Papst Franziskus hat in Triest zu einem menschlichen Umgang mit Migranten aufgerufen. Kirche und Staat seien herausgefordert, "Offenheit und Stabilität, Gastfreundschaft und Identität miteinander zu verbinden", sagte er am Sonntag in Triest, wo viele Migranten von der Balkanroute ankommen.
Franziskus nannte die Hafenstadt an der Grenze zu Slowenien eine "Schnittstelle zwischen Italien, Mitteleuropa und dem Balkan". In der norditalienischen Stadt nahm er am Abschluss der 50. "Katholischen Sozialwochen" teil, die von der italienischen Bischofskonferenz organisiert werden.
"Mit der Menschenwürde spielt man nicht"
Seine Hörer sollten sich als Christen am Evangelium und als italienische Bürger an der Verfassung als "verlässlichen Kompass für den Weg zur Demokratie" orientieren, so der Papst. Er lud dazu ein, "offen und fest in den menschlichen und christlichen Werten" sowie einladend zu sein.
Kompromisse bei der Menschenwürde dürfe es nicht geben. "Mit der Menschenwürde spielt man nicht", mahnte Franziskus.
Weiter rief der Papst zu Gebet und Engagement für den Frieden in der Ukraine, Palästina und Israel sowie im Sudan und in Myanmar auf.
Sorge angesichts steigender Zahl von Nichtwählern
Zudem zeigte sich das Oberhaupt der katholischen Kirche besorgt über die Demokratie. Es sei offensichtlich, "dass es um die Demokratie in der heutigen Welt nicht gut bestellt ist", sagte Franziskus.
Er äußerte sich vor allem über eine steigende Zahl von Nichtwählern in Sorge. Man müsse "die Voraussetzungen dafür schaffen, dass jeder sich äußern und beteiligen kann", so der Papst im Kongresszentrum der Hafenstadt vor den etwa 1200 Teilnehmern der Tagung.
Partizipation könne nicht improvisiert werden, man lerne sie von klein auf. "Sie muss trainiert werden, und das schließt auch einen kritischen Sinn gegenüber ideologischen und populistischen Verlockungen mit ein." Franziskus kritisierte außerdem, bestimmte Formen des Wohlfahrtsstaates erkennten die Würde der Menschen nicht an und seien "soziale Heuchelei". Gleichgültigkeit nannte er "ein Krebsgeschwür der Demokratie".
Einsatz für ein menschlicheres Europa
Er betonte den Einsatz für ein menschlicheres Europa: "Von dieser Stadt Triest aus, mit Blick auf Europa, einem Knotenpunkt der Völker und Kulturen, einem Grenzland, befeuern wir den Traum einer neuen Zivilisation, die auf Frieden und Brüderlichkeit basiert."

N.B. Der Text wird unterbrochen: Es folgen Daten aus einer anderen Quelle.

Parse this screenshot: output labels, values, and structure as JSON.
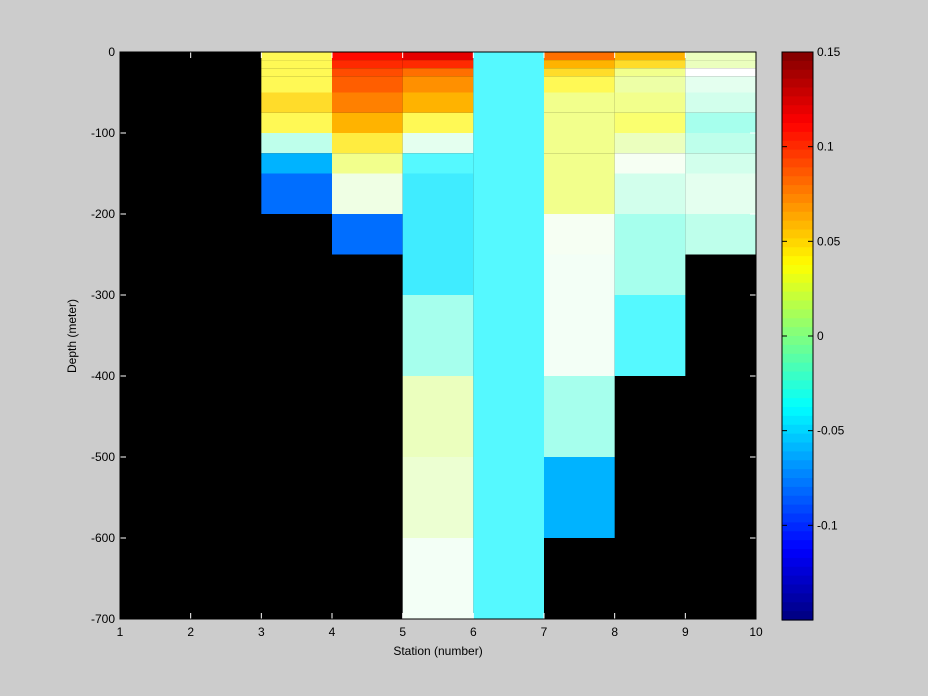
{
  "chart_data": [
    {
      "type": "heatmap",
      "xlabel": "Station (number)",
      "ylabel": "Depth (meter)",
      "xlim": [
        1,
        10
      ],
      "ylim": [
        -700,
        0
      ],
      "xticks": [
        1,
        2,
        3,
        4,
        5,
        6,
        7,
        8,
        9,
        10
      ],
      "yticks": [
        0,
        -100,
        -200,
        -300,
        -400,
        -500,
        -600,
        -700
      ],
      "missing_color": "#000000",
      "cells": [
        {
          "x0": 3,
          "x1": 4,
          "y0": 0,
          "y1": -10,
          "value": 0.04
        },
        {
          "x0": 3,
          "x1": 4,
          "y0": -10,
          "y1": -20,
          "value": 0.04
        },
        {
          "x0": 3,
          "x1": 4,
          "y0": -20,
          "y1": -30,
          "value": 0.04
        },
        {
          "x0": 3,
          "x1": 4,
          "y0": -30,
          "y1": -50,
          "value": 0.04
        },
        {
          "x0": 3,
          "x1": 4,
          "y0": -50,
          "y1": -75,
          "value": 0.05
        },
        {
          "x0": 3,
          "x1": 4,
          "y0": -75,
          "y1": -100,
          "value": 0.04
        },
        {
          "x0": 3,
          "x1": 4,
          "y0": -100,
          "y1": -125,
          "value": -0.02
        },
        {
          "x0": 3,
          "x1": 4,
          "y0": -125,
          "y1": -150,
          "value": -0.06
        },
        {
          "x0": 3,
          "x1": 4,
          "y0": -150,
          "y1": -200,
          "value": -0.08
        },
        {
          "x0": 4,
          "x1": 5,
          "y0": 0,
          "y1": -10,
          "value": 0.11
        },
        {
          "x0": 4,
          "x1": 5,
          "y0": -10,
          "y1": -20,
          "value": 0.1
        },
        {
          "x0": 4,
          "x1": 5,
          "y0": -20,
          "y1": -30,
          "value": 0.09
        },
        {
          "x0": 4,
          "x1": 5,
          "y0": -30,
          "y1": -50,
          "value": 0.085
        },
        {
          "x0": 4,
          "x1": 5,
          "y0": -50,
          "y1": -75,
          "value": 0.075
        },
        {
          "x0": 4,
          "x1": 5,
          "y0": -75,
          "y1": -100,
          "value": 0.06
        },
        {
          "x0": 4,
          "x1": 5,
          "y0": -100,
          "y1": -125,
          "value": 0.045
        },
        {
          "x0": 4,
          "x1": 5,
          "y0": -125,
          "y1": -150,
          "value": 0.03
        },
        {
          "x0": 4,
          "x1": 5,
          "y0": -150,
          "y1": -200,
          "value": 0.01
        },
        {
          "x0": 4,
          "x1": 5,
          "y0": -200,
          "y1": -250,
          "value": -0.08
        },
        {
          "x0": 5,
          "x1": 6,
          "y0": 0,
          "y1": -10,
          "value": 0.12
        },
        {
          "x0": 5,
          "x1": 6,
          "y0": -10,
          "y1": -20,
          "value": 0.1
        },
        {
          "x0": 5,
          "x1": 6,
          "y0": -20,
          "y1": -30,
          "value": 0.08
        },
        {
          "x0": 5,
          "x1": 6,
          "y0": -30,
          "y1": -50,
          "value": 0.07
        },
        {
          "x0": 5,
          "x1": 6,
          "y0": -50,
          "y1": -75,
          "value": 0.06
        },
        {
          "x0": 5,
          "x1": 6,
          "y0": -75,
          "y1": -100,
          "value": 0.04
        },
        {
          "x0": 5,
          "x1": 6,
          "y0": -100,
          "y1": -125,
          "value": -0.01
        },
        {
          "x0": 5,
          "x1": 6,
          "y0": -125,
          "y1": -150,
          "value": -0.04
        },
        {
          "x0": 5,
          "x1": 6,
          "y0": -150,
          "y1": -200,
          "value": -0.045
        },
        {
          "x0": 5,
          "x1": 6,
          "y0": -200,
          "y1": -250,
          "value": -0.045
        },
        {
          "x0": 5,
          "x1": 6,
          "y0": -250,
          "y1": -300,
          "value": -0.045
        },
        {
          "x0": 5,
          "x1": 6,
          "y0": -300,
          "y1": -400,
          "value": -0.025
        },
        {
          "x0": 5,
          "x1": 6,
          "y0": -400,
          "y1": -500,
          "value": 0.02
        },
        {
          "x0": 5,
          "x1": 6,
          "y0": -500,
          "y1": -600,
          "value": 0.015
        },
        {
          "x0": 5,
          "x1": 6,
          "y0": -600,
          "y1": -700,
          "value": -0.005
        },
        {
          "x0": 6,
          "x1": 7,
          "y0": 0,
          "y1": -700,
          "value": -0.04
        },
        {
          "x0": 7,
          "x1": 8,
          "y0": 0,
          "y1": -10,
          "value": 0.08
        },
        {
          "x0": 7,
          "x1": 8,
          "y0": -10,
          "y1": -20,
          "value": 0.06
        },
        {
          "x0": 7,
          "x1": 8,
          "y0": -20,
          "y1": -30,
          "value": 0.05
        },
        {
          "x0": 7,
          "x1": 8,
          "y0": -30,
          "y1": -50,
          "value": 0.04
        },
        {
          "x0": 7,
          "x1": 8,
          "y0": -50,
          "y1": -75,
          "value": 0.03
        },
        {
          "x0": 7,
          "x1": 8,
          "y0": -75,
          "y1": -100,
          "value": 0.03
        },
        {
          "x0": 7,
          "x1": 8,
          "y0": -100,
          "y1": -125,
          "value": 0.03
        },
        {
          "x0": 7,
          "x1": 8,
          "y0": -125,
          "y1": -150,
          "value": 0.03
        },
        {
          "x0": 7,
          "x1": 8,
          "y0": -150,
          "y1": -200,
          "value": 0.03
        },
        {
          "x0": 7,
          "x1": 8,
          "y0": -200,
          "y1": -250,
          "value": 0.005
        },
        {
          "x0": 7,
          "x1": 8,
          "y0": -250,
          "y1": -300,
          "value": -0.005
        },
        {
          "x0": 7,
          "x1": 8,
          "y0": -300,
          "y1": -400,
          "value": -0.005
        },
        {
          "x0": 7,
          "x1": 8,
          "y0": -400,
          "y1": -500,
          "value": -0.025
        },
        {
          "x0": 7,
          "x1": 8,
          "y0": -500,
          "y1": -600,
          "value": -0.06
        },
        {
          "x0": 8,
          "x1": 9,
          "y0": 0,
          "y1": -10,
          "value": 0.06
        },
        {
          "x0": 8,
          "x1": 9,
          "y0": -10,
          "y1": -20,
          "value": 0.05
        },
        {
          "x0": 8,
          "x1": 9,
          "y0": -20,
          "y1": -30,
          "value": 0.03
        },
        {
          "x0": 8,
          "x1": 9,
          "y0": -30,
          "y1": -50,
          "value": 0.025
        },
        {
          "x0": 8,
          "x1": 9,
          "y0": -50,
          "y1": -75,
          "value": 0.03
        },
        {
          "x0": 8,
          "x1": 9,
          "y0": -75,
          "y1": -100,
          "value": 0.035
        },
        {
          "x0": 8,
          "x1": 9,
          "y0": -100,
          "y1": -125,
          "value": 0.02
        },
        {
          "x0": 8,
          "x1": 9,
          "y0": -125,
          "y1": -150,
          "value": 0.005
        },
        {
          "x0": 8,
          "x1": 9,
          "y0": -150,
          "y1": -200,
          "value": -0.015
        },
        {
          "x0": 8,
          "x1": 9,
          "y0": -200,
          "y1": -250,
          "value": -0.025
        },
        {
          "x0": 8,
          "x1": 9,
          "y0": -250,
          "y1": -300,
          "value": -0.025
        },
        {
          "x0": 8,
          "x1": 9,
          "y0": -300,
          "y1": -400,
          "value": -0.04
        },
        {
          "x0": 9,
          "x1": 10,
          "y0": 0,
          "y1": -10,
          "value": 0.02
        },
        {
          "x0": 9,
          "x1": 10,
          "y0": -10,
          "y1": -20,
          "value": 0.02
        },
        {
          "x0": 9,
          "x1": 10,
          "y0": -20,
          "y1": -30,
          "value": 0.0
        },
        {
          "x0": 9,
          "x1": 10,
          "y0": -30,
          "y1": -50,
          "value": -0.01
        },
        {
          "x0": 9,
          "x1": 10,
          "y0": -50,
          "y1": -75,
          "value": -0.015
        },
        {
          "x0": 9,
          "x1": 10,
          "y0": -75,
          "y1": -100,
          "value": -0.025
        },
        {
          "x0": 9,
          "x1": 10,
          "y0": -100,
          "y1": -125,
          "value": -0.02
        },
        {
          "x0": 9,
          "x1": 10,
          "y0": -125,
          "y1": -150,
          "value": -0.015
        },
        {
          "x0": 9,
          "x1": 10,
          "y0": -150,
          "y1": -200,
          "value": -0.01
        },
        {
          "x0": 9,
          "x1": 10,
          "y0": -200,
          "y1": -250,
          "value": -0.02
        }
      ]
    },
    {
      "type": "colorbar",
      "clim": [
        -0.15,
        0.15
      ],
      "colormap": "jet",
      "levels": 64,
      "ticks": [
        0.15,
        0.1,
        0.05,
        0,
        -0.05,
        -0.1
      ]
    }
  ]
}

Christen sollten schockiert sein "über das Böse, das sich ausbreitet, das Leben, das gedemütigt wird, die Probleme der Arbeit, das Leid der Migranten", mahnte Franziskus vor rund 8.500 Teilnehmern der Messe.
"Warum bleiben wir gleichgültig gegenüber den Ungerechtigkeiten der Welt? Warum nehmen wir uns nicht die Situation der Gefangenen zu Herzen, die auch aus dieser Stadt Triest wie ein Schmerzensschrei ertönt?", so Franziskus.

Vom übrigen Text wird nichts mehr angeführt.